1. almost every girl looks the same, 4 major categories bi nazari, the brunette haifa wahbeh wannabes, the
blonde california-dream kinda girl, “vieled” girls with their second skin tshirts under a camisole that barely covers anything and of course the tight trews, and number 4, girls that skipped an evolution cycle.. stuck in the 80s phase…

2. almost every guy wants to be the next GM of a huge company, wont tell u they r just clerks at the moment, instead, insist that they r assistant managers in the making! almost every guy has to drive a car they cant afford, carry a cell phone which costs them half their salary on its bills, and has to have a “fly” girl by his side. ahhh the necessities of life!

3. almost everywhere u go, same issues are being discussed, same recurring topics, needless to say almost everyone wants to look like they know-it-all more than the remaining almost everyone!

4. almost every building is a frightening replica of a previous one, and almost all restaurants with a “theme” have almost the same look other restaurants under the relevant theme have!
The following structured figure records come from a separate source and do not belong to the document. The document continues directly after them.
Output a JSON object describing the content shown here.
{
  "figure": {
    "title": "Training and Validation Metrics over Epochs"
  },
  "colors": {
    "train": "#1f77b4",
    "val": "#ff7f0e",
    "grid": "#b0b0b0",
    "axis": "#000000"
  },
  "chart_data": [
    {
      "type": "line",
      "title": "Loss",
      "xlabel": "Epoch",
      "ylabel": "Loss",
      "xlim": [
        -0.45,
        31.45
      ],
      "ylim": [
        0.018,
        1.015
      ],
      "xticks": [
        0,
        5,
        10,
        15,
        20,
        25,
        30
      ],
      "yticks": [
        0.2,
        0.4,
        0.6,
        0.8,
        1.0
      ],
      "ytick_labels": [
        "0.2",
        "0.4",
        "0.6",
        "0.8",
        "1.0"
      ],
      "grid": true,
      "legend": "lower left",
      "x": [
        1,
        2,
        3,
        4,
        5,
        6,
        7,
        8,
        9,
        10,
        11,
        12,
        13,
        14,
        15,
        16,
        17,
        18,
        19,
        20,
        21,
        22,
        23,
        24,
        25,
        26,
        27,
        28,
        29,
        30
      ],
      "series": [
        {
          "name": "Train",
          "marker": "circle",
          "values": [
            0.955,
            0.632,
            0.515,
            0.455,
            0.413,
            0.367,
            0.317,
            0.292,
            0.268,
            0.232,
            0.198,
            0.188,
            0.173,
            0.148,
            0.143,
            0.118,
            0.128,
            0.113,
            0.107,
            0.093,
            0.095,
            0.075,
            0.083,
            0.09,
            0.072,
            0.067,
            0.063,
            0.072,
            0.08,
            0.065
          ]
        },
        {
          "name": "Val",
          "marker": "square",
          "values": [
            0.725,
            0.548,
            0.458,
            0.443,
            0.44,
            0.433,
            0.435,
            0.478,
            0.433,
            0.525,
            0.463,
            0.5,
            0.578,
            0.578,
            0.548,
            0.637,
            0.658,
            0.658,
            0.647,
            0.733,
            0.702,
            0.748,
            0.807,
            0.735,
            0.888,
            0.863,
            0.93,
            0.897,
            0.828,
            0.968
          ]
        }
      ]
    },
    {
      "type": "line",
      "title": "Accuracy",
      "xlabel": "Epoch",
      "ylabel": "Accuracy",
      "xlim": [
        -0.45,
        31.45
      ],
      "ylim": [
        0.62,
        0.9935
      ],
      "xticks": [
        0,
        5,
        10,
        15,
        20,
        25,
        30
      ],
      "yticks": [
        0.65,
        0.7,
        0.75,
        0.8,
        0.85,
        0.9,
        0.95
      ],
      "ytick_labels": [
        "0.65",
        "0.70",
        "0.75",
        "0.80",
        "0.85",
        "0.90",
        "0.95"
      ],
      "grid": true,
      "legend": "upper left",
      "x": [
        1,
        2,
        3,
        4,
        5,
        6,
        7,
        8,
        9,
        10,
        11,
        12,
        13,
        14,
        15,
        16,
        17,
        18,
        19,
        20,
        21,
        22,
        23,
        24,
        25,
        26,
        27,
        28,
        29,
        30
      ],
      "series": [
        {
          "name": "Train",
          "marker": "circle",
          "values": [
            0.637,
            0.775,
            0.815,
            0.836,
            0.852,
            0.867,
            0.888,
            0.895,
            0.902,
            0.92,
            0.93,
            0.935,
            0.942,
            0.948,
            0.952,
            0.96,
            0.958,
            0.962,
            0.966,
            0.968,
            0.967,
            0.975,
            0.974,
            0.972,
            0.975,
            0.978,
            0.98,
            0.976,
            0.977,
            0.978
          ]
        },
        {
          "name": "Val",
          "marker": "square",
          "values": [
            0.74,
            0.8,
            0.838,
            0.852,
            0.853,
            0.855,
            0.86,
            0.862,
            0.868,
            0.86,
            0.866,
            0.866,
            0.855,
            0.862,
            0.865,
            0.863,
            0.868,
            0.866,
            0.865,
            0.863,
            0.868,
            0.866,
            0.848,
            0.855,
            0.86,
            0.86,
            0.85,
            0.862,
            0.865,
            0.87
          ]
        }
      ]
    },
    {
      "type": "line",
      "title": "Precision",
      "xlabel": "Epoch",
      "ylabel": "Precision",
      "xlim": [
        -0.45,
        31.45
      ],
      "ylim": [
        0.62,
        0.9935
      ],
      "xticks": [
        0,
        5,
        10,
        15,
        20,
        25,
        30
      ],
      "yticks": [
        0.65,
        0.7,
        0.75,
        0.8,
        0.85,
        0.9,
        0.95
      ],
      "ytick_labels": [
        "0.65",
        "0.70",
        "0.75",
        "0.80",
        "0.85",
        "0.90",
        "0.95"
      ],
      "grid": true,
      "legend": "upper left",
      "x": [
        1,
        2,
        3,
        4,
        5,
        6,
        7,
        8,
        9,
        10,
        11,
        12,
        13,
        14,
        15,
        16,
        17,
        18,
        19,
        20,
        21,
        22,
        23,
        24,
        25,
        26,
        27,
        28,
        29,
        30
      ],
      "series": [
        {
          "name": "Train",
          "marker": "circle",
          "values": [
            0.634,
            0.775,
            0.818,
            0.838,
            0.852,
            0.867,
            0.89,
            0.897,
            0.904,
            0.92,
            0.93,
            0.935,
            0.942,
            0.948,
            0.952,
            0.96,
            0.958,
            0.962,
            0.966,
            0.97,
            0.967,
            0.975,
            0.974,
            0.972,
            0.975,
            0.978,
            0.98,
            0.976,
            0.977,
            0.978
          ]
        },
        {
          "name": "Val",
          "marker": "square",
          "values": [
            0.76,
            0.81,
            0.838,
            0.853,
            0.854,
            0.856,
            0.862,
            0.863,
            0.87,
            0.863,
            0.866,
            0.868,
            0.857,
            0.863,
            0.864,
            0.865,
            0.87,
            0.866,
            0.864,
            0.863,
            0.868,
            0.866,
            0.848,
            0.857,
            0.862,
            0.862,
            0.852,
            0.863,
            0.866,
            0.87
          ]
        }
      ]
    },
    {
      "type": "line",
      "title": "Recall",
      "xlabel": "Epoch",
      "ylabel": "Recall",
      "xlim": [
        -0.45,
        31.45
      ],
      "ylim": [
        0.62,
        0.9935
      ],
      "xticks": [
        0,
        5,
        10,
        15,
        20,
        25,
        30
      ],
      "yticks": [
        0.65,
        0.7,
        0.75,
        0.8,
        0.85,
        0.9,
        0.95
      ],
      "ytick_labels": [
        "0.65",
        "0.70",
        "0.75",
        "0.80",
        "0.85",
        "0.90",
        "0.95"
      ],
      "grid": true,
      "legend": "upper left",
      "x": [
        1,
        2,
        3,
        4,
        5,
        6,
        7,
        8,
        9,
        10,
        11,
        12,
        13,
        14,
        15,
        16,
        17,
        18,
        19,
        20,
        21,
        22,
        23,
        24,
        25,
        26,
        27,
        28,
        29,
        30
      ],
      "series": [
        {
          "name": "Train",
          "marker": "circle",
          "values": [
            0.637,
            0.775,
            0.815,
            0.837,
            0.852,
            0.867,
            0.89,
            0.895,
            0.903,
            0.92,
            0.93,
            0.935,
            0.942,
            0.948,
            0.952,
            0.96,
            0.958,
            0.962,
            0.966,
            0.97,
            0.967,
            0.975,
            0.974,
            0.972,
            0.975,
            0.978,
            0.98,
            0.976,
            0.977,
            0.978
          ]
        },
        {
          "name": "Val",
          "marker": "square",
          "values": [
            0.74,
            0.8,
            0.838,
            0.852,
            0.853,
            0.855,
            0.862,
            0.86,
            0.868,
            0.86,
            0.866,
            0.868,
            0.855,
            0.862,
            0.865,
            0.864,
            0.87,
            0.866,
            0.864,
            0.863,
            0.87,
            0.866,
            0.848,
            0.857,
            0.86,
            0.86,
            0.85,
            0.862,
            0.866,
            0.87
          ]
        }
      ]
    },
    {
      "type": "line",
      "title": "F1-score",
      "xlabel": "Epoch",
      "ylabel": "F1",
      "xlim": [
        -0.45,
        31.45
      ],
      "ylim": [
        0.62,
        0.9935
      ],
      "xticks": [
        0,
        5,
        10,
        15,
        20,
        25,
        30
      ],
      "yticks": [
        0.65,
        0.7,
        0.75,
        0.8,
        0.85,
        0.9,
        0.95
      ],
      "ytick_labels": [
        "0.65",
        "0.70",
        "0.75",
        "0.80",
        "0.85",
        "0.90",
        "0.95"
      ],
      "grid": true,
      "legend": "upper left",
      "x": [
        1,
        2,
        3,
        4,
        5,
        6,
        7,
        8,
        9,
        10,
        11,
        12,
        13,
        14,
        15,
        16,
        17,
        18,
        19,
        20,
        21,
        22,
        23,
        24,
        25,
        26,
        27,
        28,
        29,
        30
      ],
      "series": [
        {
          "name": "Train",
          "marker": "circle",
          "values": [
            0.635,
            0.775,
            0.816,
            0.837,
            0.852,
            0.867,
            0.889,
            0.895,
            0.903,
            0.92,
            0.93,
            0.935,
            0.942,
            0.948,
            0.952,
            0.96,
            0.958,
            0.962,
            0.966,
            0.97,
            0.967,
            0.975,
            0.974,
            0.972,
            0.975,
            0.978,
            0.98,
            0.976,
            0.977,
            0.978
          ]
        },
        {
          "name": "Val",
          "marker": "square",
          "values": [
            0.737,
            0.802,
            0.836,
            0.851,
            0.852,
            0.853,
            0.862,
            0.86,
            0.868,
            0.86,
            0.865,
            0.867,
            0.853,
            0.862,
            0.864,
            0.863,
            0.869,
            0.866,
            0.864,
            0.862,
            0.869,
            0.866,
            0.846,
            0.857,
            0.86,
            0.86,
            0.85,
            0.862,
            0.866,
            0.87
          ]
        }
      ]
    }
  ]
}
and one wud think after a gazillion years of man being on the face of this earth, and after numerous years of technology and advance in all aspects of life, ppl wud be different and more diverse.. (creative is a word that comes to my mind also). but i wonder, is it coz u have to go with the flow to not feel isolated or stand out oddly, or is it coz its easier to be like everyone else, coz the road less taken is darker with no defenition and requires more effort and originality? humans will always fascinate me, even when they’re becoming predictable!